ICMP works “with former detainees to collect data on those who they may have seen in prison,” al-Husseini said. The organization is also “mapping out the different detention centers.”
Since conflict continues in Syria and the actors responsible for forced disappearances remain in power, ICMP has not been able to start excavating mass graves in Syria, as it has done in Iraq. For now, the team is focusing on training professionals to safeguard mass graves so they can identify and store evidence safely.
“This is criminal evidence for a future rule of law” and it is crucial to ensure that no action is taken that could “jeopardize the credibility of the evidence,” al-Husseini said.
ICMP has trained first responders, law enforcement, families of the missing, lawyers and judges on the ground in northeastern Syria, as well as through virtual trainings in the northwest. Their aim is “to work in all Syria, once it becomes feasible or realistic,” she added.
‘I don’t have the luxury of moving on’
In the last decade, Syrian survivors and victims’ families have met with activists from countries such as Bosnia, Argentina, Guatemala and Colombia who have fought to uncover the fates of their loved ones.
“We have learned lessons from Latin America. As long as families are behind it, they can achieve it. It is hard, but not impossible,” Helmi said.
For decades, Latin American families have been looking for their family members who were disappeared by right-wing military dictatorships in Argentina (1976-1983) and Guatemala (1960-1996), as well as those who went missing during nearly six decades of conflict between state and guerrilla forces in Colombia.
In the case of Colombia, Helmi noted how family members work for “criminal accountability and in parallel on the search of revealing the fate and whereabouts.” The high identification rate of Bosnia’s missing is a hopeful example, “but it’s a very different context [than in Syria] because in the Balkans there was huge political will,” Helmi said.
“Guatemala has done good work on mass graves, and after long years they were able to gather the remains and bury them in a humane way,” al-Hallaq added. And from the Mothers of the Plaza de Mayo in Argentina—the women’s movement that since 1977 has gathered weekly to protest for their right to know the fate of their loved ones disappeared by the Argentinian dictatorship during the “Dirty War”—she learned “their persistence through long years to keep the missing file alive.”
Persistence is perhaps the biggest lesson. The timeframe for the work of a possible mechanism for Syria is long. “We need to manage expectations,” Helmi said. “This issue takes time: We are not talking about weeks or months, we are talking about a strategic step” on the road to uncovering the fate of the disappeared, he added.
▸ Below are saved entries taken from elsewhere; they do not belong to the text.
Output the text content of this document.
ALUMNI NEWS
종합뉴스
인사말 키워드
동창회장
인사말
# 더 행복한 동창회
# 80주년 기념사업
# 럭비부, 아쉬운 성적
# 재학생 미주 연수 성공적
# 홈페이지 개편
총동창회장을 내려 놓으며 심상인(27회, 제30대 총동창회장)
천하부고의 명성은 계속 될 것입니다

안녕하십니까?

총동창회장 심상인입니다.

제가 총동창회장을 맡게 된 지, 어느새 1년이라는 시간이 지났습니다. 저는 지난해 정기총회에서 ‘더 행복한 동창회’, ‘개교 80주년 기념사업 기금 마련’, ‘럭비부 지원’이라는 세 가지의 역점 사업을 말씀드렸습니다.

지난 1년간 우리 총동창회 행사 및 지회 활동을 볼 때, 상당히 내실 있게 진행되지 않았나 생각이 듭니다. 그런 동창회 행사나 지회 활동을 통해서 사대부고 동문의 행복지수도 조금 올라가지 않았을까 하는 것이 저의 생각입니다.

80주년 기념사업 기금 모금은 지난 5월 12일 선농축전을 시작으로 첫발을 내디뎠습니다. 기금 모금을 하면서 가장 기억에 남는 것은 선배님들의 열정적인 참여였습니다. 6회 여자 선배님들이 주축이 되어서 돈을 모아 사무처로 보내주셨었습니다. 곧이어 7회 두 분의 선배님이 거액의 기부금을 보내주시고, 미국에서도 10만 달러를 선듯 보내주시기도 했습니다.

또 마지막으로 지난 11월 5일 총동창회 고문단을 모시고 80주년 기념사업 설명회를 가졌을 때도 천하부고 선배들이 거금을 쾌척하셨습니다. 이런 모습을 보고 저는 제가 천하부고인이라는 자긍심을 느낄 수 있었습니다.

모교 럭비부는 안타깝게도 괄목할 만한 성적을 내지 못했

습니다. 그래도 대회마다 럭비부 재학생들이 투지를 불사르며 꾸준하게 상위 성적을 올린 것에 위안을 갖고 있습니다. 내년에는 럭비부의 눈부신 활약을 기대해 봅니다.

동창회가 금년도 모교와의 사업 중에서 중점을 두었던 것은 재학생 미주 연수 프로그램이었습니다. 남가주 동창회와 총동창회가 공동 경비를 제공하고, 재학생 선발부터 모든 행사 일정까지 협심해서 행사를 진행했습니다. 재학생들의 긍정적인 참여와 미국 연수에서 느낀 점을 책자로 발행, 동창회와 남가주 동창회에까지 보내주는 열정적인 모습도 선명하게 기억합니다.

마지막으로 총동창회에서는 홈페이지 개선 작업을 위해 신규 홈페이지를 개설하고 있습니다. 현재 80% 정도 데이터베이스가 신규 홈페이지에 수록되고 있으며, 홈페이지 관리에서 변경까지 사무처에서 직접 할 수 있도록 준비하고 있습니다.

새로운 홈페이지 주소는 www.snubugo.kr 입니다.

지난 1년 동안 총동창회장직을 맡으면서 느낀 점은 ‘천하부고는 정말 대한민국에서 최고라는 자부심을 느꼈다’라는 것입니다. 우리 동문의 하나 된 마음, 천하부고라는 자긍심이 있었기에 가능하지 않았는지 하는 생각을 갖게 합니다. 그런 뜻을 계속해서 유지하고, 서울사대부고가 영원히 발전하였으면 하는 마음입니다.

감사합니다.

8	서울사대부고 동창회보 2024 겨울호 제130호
“The families of the victims and disappeared have been waiting for 10 years, so even if it takes one or two years to establish this mechanism, if there’s a result, it would be worth it,” al-Hallaq added.
The issue of the missing goes beyond the right of the families to know what happened to their loved ones. “Enforced disappearances are a root cause of conflict. Without providing answers to the families, there won’t be justice. And without justice, there won’t be lasting peace,” Helmi said, pointing to examples of instability in Guatemala, Colombia and El Salvador.
Al-Hallaq finds the strength to keep fighting from her will to find her son’s remains, as well as from the feeling that she carries “the voice of the mothers in Syria who can’t speak out,” she said.
As a torture survivor, Helmi finds that “fighting to make sure that what happened to you will not happen to anyone else gives meaning to what you have been through.”
“I don’t have the luxury of moving on.”